On Saturday, residents and leaders in tiny Thomson, quickly warmed to the prospect of finally putting the long-languishing penitentiary to greater use, relishing the promise of jobs in a down economy.
But for those detainees to arrive from Cuba, the White House first has to persuade Congress to buy into the notion of holding suspected terrorists on U.S. soil. Hours after the story was reported by the Tribune, the administration began a low-key sales job of the idea it floated Friday, releasing estimates that envisioned an economic boon for the region.
Illinois Republicans immediately assailed the idea of putting terrorism suspects at Thomson. Rep. Mark Kirk, a Republican U.S. Senate candidate, circulated a letter among Illinois' congressional delegation urging the White House to not proceed.
"If your administration brings al-Qaida terrorists to Illinois, our state and the Chicago metropolitan area will become ground zero for Jihadist terrorist plots, recruitment and radicalization," Kirk, a five-term congressman, wrote in the letter to Obama.
Democrats largely ceded the debate to Republicans for much of Saturday. Gov. Pat Quinn plans a three-city tour Sunday to talk about Thomson. In a statement, Quinn framed the issue as showing off the prison to the federal government to help with "overcrowding" -- not mentioning the idea of holding terrorism suspects in Illinois.
By late afternoon, Democratic U.S. Sen. Dick Durbin defended the idea, citing statistics that 350 inmates convicted of terrorism are locked up in federal prisons, including 35 in Illinois.
"To those who say U.S. prisons cannot safely hold high-risk terror suspects, I say look at the facts," he said.
The battle lines started to form in the wake of the White House's revelation Friday that the largely vacant prison near the Mississippi River is a leading candidate to house a "limited number" of terrorism suspects. On Saturday, Durbin put the number at "fewer than 100."
For months, the administration has faced a knot of problems as it works to close the detention center on the naval base in Cuba. Thomson, a maximum-security prison roughly 150 miles west of Chicago, could be turned into a super-maximum facility with a unit for some of the Guantanamo detainees.
Unclear is how many would be transferred to Illinois and whether Thomson would be the sole domestic prison for that purpose. Several other sites have been under review by the U.S. Departments of Justice and Defense, and local officials around the country have volunteered their communities as host towns.
And so it is that Thomson could figure prominently on a political issue of global scope. Guantanamo has emerged as an international symbol of U.S. anti-terror and detention policies; Obama said its name was "a rallying cry" for al-Qaida as he ordered its closure shortly after taking office.
But the shutdown has proved hard to accomplish, primarily because there's no simple way to relocate the more than 200 detainees now housed there.
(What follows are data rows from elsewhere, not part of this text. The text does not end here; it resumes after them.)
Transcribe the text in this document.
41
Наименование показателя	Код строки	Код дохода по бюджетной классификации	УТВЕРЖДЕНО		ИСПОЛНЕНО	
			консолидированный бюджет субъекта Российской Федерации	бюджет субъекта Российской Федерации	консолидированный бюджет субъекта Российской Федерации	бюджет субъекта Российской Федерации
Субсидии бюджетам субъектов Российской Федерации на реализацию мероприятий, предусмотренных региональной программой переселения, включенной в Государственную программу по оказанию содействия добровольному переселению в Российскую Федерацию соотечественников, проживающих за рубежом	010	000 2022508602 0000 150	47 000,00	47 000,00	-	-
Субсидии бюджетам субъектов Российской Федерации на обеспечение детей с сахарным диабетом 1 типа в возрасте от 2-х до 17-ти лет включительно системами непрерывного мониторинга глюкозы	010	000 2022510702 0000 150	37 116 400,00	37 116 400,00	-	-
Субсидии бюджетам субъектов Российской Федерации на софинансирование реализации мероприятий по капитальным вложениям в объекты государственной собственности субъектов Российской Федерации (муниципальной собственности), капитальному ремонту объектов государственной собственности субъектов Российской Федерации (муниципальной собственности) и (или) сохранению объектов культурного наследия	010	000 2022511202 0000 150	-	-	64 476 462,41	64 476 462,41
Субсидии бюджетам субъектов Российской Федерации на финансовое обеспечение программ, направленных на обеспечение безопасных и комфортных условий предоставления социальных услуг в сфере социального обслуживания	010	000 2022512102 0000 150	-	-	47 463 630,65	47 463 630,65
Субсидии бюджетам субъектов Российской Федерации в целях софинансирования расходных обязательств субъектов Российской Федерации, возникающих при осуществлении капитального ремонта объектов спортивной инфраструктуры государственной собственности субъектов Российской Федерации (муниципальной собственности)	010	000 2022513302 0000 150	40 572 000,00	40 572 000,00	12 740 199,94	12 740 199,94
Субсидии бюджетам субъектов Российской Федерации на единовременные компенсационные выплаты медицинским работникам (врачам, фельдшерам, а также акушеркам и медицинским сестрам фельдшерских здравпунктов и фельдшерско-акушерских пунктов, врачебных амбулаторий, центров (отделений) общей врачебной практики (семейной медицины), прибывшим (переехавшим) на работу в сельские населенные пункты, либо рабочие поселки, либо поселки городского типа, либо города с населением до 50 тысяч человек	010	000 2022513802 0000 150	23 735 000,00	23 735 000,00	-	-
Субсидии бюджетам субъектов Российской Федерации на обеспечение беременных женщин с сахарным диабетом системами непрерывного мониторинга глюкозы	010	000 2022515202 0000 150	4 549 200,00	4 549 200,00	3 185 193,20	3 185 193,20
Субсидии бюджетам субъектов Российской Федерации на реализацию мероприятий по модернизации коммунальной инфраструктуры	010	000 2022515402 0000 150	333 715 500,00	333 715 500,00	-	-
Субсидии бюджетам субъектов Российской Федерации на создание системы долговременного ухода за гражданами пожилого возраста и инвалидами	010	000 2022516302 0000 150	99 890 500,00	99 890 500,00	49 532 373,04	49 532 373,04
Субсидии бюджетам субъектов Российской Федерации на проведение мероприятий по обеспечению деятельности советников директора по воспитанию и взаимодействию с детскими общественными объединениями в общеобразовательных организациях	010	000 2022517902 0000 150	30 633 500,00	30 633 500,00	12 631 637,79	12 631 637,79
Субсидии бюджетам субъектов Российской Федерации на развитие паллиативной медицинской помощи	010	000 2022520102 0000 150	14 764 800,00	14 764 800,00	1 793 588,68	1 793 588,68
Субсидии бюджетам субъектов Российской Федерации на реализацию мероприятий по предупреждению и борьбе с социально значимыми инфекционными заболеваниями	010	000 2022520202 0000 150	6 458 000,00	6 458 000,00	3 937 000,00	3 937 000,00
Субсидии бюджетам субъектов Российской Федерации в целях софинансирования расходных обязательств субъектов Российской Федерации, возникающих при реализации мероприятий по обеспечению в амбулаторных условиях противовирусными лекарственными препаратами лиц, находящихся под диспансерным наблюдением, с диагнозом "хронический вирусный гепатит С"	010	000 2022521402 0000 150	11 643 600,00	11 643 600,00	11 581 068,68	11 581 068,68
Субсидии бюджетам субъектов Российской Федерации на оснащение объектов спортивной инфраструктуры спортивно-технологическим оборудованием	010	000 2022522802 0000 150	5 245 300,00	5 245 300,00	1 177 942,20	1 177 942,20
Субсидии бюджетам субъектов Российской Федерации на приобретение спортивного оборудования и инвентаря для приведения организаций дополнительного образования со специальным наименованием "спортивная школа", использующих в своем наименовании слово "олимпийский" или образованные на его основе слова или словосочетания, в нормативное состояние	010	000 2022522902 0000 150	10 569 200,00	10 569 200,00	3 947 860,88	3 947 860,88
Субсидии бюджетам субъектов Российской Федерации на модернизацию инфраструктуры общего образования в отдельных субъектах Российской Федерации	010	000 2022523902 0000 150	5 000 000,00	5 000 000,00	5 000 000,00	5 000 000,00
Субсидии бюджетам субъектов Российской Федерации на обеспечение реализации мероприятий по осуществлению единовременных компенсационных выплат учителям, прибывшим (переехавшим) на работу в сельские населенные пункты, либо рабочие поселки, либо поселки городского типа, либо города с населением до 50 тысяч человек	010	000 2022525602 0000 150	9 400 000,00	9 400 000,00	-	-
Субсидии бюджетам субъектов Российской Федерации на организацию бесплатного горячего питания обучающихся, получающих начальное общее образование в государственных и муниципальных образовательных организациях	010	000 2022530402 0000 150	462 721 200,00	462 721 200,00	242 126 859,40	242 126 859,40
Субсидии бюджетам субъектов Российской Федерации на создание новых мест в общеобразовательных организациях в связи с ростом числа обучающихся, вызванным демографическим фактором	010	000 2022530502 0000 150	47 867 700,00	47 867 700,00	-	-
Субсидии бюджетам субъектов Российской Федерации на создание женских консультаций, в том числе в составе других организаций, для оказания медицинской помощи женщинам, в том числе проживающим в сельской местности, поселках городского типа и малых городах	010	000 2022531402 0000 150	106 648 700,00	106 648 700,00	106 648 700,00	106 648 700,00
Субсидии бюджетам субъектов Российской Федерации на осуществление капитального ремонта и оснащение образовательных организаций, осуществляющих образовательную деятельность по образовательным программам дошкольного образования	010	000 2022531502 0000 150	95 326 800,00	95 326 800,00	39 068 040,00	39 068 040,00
Foreign allies are open to accepting some, but Obama has had to ask for their help while admitting the U.S. might not be able to do the same.
As distasteful as some find the idea of incarcerating terrorists on U.S. soil, prisons are an inviting idea in some remote areas suffering economic hardship. Thomson, with a population of less than 600, is a good example.
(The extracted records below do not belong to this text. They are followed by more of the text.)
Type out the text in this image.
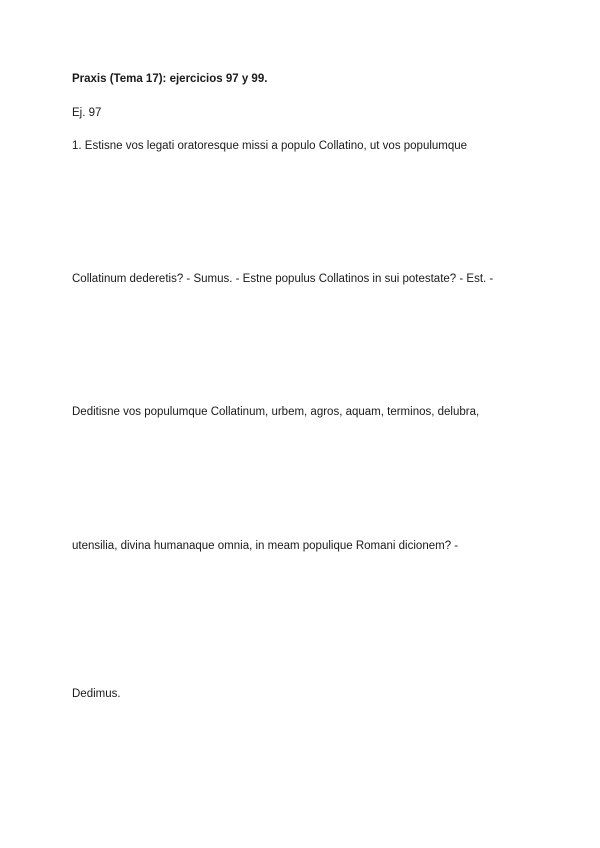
Praxis (Tema 17): ejercicios 97 y 99.
Ej. 97
1. Estisne vos legati oratoresque missi a populo Collatino, ut vos populumque
Collatinum dederetis? - Sumus. - Estne populus Collatinos in sui potestate? - Est. -
Deditisne vos populumque Collatinum, urbem, agros, aquam, terminos, delubra,
utensilia, divina humanaque omnia, in meam populique Romani dicionem? -
Dedimus.
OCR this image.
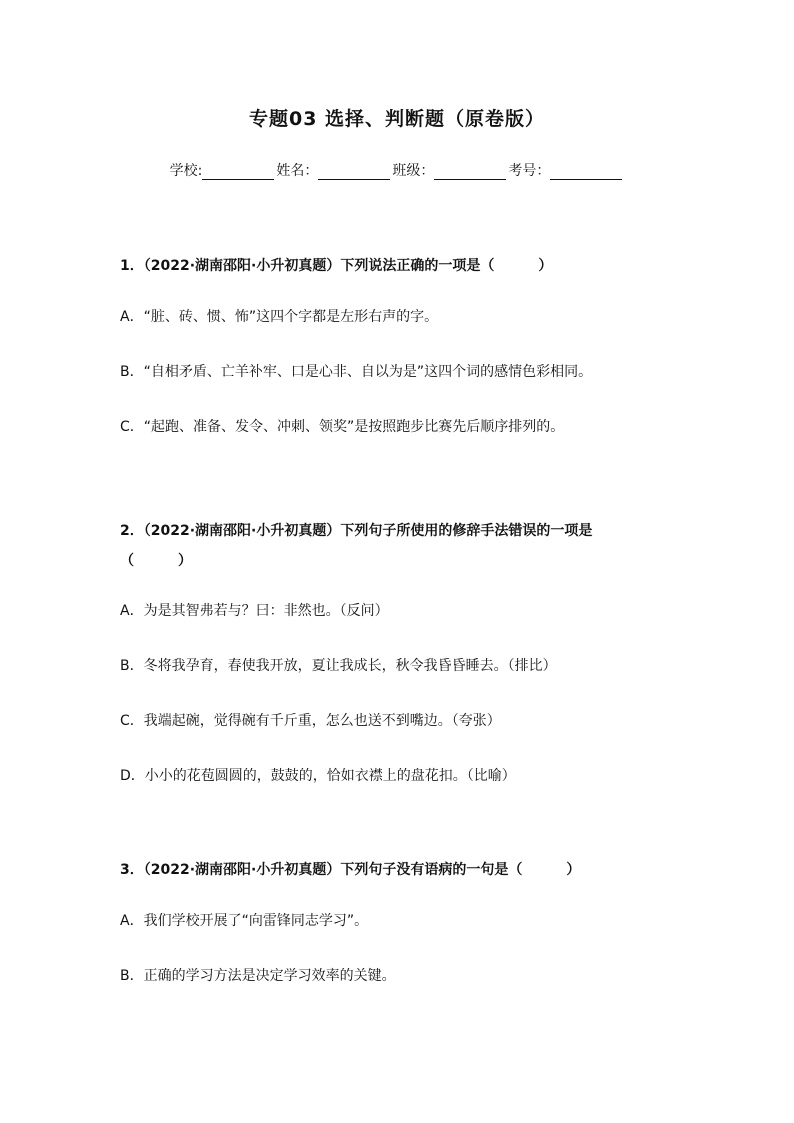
专题03 选择、判断题（原卷版）
学校:	姓名：	班级：	考号：
1．（2022·湖南邵阳·小升初真题）下列说法正确的一项是（	）
A．“脏、砖、惯、怖”这四个字都是左形右声的字。
B．“自相矛盾、亡羊补牢、口是心非、自以为是”这四个词的感情色彩相同。
C．“起跑、准备、发令、冲刺、领奖”是按照跑步比赛先后顺序排列的。
2．（2022·湖南邵阳·小升初真题）下列句子所使用的修辞手法错误的一项是
（	）
A．为是其智弗若与？曰：非然也。（反问）
B．冬将我孕育，春使我开放，夏让我成长，秋令我昏昏睡去。（排比）
C．我端起碗，觉得碗有千斤重，怎么也送不到嘴边。（夸张）
D．小小的花苞圆圆的，鼓鼓的，恰如衣襟上的盘花扣。（比喻）
3．（2022·湖南邵阳·小升初真题）下列句子没有语病的一句是（	）
A．我们学校开展了“向雷锋同志学习”。
B．正确的学习方法是决定学习效率的关键。
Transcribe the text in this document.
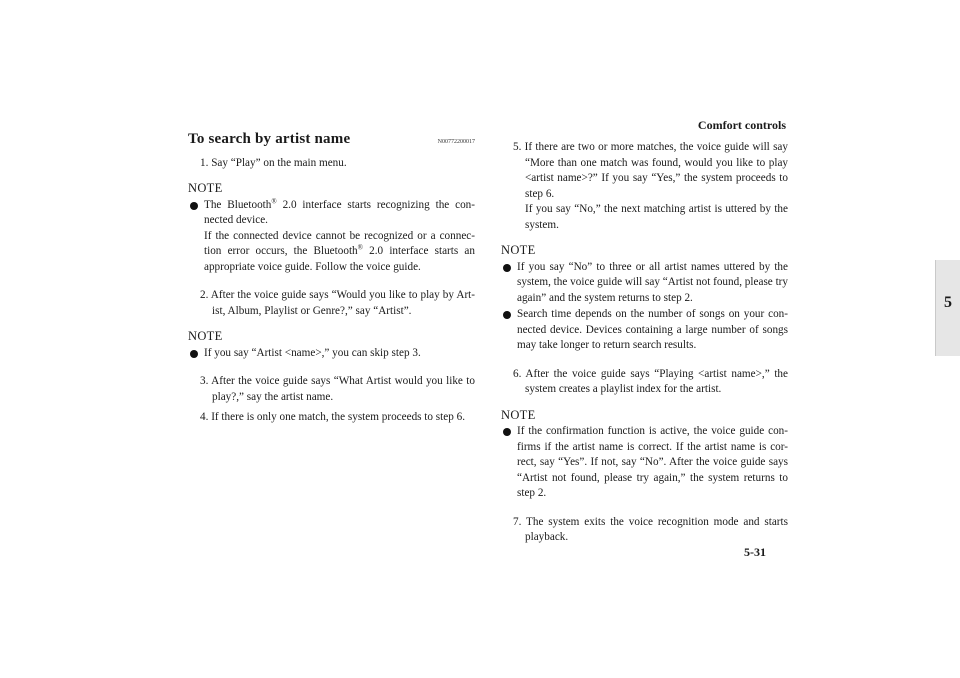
Comfort controls
5
5-31
To search by artist name	N00772200017
1. Say “Play” on the main menu.
NOTE
The Bluetooth® 2.0 interface starts recognizing the con-nected device.
If the connected device cannot be recognized or a connec-tion error occurs, the Bluetooth® 2.0 interface starts an appropriate voice guide. Follow the voice guide.
2. After the voice guide says “Would you like to play by Art-ist, Album, Playlist or Genre?,” say “Artist”.
NOTE
If you say “Artist <name>,” you can skip step 3.
3. After the voice guide says “What Artist would you like to play?,” say the artist name.
4. If there is only one match, the system proceeds to step 6.
5. If there are two or more matches, the voice guide will say “More than one match was found, would you like to play <artist name>?” If you say “Yes,” the system proceeds to step 6.
If you say “No,” the next matching artist is uttered by the system.
NOTE
If you say “No” to three or all artist names uttered by the system, the voice guide will say “Artist not found, please try again” and the system returns to step 2.
Search time depends on the number of songs on your con-nected device. Devices containing a large number of songs may take longer to return search results.
6. After the voice guide says “Playing <artist name>,” the system creates a playlist index for the artist.
NOTE
If the confirmation function is active, the voice guide con-firms if the artist name is correct. If the artist name is cor-rect, say “Yes”. If not, say “No”. After the voice guide says “Artist not found, please try again,” the system returns to step 2.
7. The system exits the voice recognition mode and starts playback.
On the north end of town is the sprawling prison, a series of drab, low-slung stone buildings that opened to great fanfare in 2001. The $145 million prison complex promised to bring hundreds of jobs. But that never happened. Since the construction wrapped up eight years ago, the only portion of the prison that has opened is the minimum-security wing. The prison's state-of-the-art maximum-security wing remains vacant, a casualty of the state's shifting correctional priorities.
The town was abuzz Saturday with news that the prison is being looked at by the Obama administration.
"People have come here, they've bought homes, and when the prison never opened they simply had to leave," said Rosie Rojas, a waitress at the Sunrise restaurant. "Everybody is fighting for jobs, and it seems like that prison has the potential to bring a lot of them."
Brad Spencer, a volunteer firefighter and resident of nearby Savanna, predicted opposition would surface.